Islas de Gigantes has a very rich marine biodiversity, because it lies at the epicenter of marine biodiversity in the WORLD! Yes, the Visayan Sea has such title so make sure when you visit Islas de Gigantes, you go way, way under just like what we did!
|Corals in Antonia beach|
According to Joel Decano (Tourism Officer of Carles, Iloilo - 09184685006), they have identified seven diving sites around Islas de Gigantes, not to mention one site ideal for drift diving. There are no dive shops yet in Islas de Gigantes but for your diving needs, you may get in touch with Joel, as he, himself is a PADI-certified diver and can accompany you on a diving safari.
The corals at Islas de Gigantes, both in Antonia beach and in Cabugao Gamay, are alive and humongous! Although, more varieties can be seen in Antonia beach. Please be weary though that in some seasons (like when we were there), we saw some tiny jellyfish swimming with us, so the water is a bit stingy. Otherwise, Antonia beach is a perfect spot to snorkel. So sorry to say this, but walang sinabi ang snorkeling site sa Boracay dito! Again, I intended to write that in the vernacular.
We had brought some bread for fish feeding, and we noticed that the fishes here are not yet accustomed to being "fed" with crumbles of bread. Although, it took only awhile before they got used to it.
If you're tired of the underwater scene, you can go to the other side of the island where a small cave is located. You have to climb a bamboo ladder suspended on giant rocks.
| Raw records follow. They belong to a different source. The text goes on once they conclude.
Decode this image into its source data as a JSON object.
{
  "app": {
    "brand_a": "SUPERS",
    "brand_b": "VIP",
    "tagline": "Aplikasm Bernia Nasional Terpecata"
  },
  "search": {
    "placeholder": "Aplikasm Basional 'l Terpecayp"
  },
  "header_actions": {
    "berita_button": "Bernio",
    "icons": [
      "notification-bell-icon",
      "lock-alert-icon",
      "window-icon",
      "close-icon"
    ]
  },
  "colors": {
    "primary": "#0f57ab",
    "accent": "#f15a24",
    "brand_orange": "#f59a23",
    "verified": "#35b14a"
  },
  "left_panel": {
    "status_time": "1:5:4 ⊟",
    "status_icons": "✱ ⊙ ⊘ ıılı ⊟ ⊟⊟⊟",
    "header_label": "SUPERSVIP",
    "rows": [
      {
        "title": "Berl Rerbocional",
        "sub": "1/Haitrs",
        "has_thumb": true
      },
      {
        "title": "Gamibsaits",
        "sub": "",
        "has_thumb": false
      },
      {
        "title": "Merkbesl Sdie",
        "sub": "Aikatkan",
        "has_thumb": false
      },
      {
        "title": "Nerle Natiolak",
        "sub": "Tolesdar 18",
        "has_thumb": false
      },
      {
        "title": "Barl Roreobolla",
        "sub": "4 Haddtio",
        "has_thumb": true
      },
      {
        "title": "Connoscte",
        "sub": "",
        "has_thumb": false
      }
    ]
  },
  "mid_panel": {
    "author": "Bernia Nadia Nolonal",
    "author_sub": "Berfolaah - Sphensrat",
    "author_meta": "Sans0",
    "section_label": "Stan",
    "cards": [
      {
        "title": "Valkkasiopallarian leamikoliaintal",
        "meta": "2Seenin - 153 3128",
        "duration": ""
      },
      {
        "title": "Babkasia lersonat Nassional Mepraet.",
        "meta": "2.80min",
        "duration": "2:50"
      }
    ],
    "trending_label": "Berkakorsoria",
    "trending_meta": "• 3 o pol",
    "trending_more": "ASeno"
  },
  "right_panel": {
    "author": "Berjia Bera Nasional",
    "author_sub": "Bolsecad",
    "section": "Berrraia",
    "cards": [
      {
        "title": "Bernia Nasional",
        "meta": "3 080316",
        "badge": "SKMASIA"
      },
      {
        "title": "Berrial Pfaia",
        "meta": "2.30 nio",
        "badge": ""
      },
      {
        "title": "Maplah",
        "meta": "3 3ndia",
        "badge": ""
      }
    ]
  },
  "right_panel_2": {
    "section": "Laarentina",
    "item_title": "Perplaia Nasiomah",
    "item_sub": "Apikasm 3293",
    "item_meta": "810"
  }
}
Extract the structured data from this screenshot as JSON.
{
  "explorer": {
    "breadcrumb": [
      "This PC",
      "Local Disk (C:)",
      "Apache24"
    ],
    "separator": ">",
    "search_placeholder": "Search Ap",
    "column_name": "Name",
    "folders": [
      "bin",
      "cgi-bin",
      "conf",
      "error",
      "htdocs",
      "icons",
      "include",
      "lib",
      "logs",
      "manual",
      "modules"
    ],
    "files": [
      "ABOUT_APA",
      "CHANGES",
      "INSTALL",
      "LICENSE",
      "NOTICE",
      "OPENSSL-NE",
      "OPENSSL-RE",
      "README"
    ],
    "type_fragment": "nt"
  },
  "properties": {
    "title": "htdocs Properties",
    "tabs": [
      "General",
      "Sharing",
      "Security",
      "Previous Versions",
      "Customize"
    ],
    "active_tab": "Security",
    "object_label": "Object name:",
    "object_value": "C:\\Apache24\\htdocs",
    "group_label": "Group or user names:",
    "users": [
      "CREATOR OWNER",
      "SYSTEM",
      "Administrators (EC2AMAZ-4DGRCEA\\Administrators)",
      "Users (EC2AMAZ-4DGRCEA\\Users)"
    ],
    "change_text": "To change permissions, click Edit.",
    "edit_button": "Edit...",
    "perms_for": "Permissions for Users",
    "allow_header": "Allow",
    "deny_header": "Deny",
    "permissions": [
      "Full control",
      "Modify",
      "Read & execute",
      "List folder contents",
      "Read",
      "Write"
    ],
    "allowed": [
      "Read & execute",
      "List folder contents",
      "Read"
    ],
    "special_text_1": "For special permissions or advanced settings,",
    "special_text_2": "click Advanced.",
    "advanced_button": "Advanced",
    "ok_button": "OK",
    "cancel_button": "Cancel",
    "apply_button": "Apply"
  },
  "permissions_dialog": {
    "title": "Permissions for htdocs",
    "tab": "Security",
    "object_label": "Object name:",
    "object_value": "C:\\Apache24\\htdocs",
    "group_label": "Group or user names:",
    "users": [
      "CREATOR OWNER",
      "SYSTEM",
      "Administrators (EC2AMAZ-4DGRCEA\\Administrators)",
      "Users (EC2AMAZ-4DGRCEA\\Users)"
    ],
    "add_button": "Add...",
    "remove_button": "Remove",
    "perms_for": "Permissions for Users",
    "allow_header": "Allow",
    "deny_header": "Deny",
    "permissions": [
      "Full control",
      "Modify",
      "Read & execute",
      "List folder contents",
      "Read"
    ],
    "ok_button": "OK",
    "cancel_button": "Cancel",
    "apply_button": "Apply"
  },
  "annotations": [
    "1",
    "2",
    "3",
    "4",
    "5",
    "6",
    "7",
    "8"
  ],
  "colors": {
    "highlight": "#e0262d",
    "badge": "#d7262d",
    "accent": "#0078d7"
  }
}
Again, my fear of heights forbade me go all the way up, but my friends did, so I just took their photo.
There are more than 50 caves in Islas de Gigantes ready to be explored, but there are five caves highly-recommended for tourists. So, if spelunking is your thing, Islas de Gigantes is heaven for you!
The cave at Antonia beach is just like a teaser for the yet another challenging activity that we were about to do later that afternoon.
Meet Joefer Decano, Joel's brother who served as our tour guide for oue entire stay at Islas de Gigantes.
From the cave at Antonia beach, you will see a nice panoramic view of Islas de Gigantes.
If going up the cave is challenging, going down is more difficult! But, as my friends came down the bamboo ladder, I envy them so much that I promised myself, on my next trip to Islas de Gigantes, I'll go take the challenge, so help me God!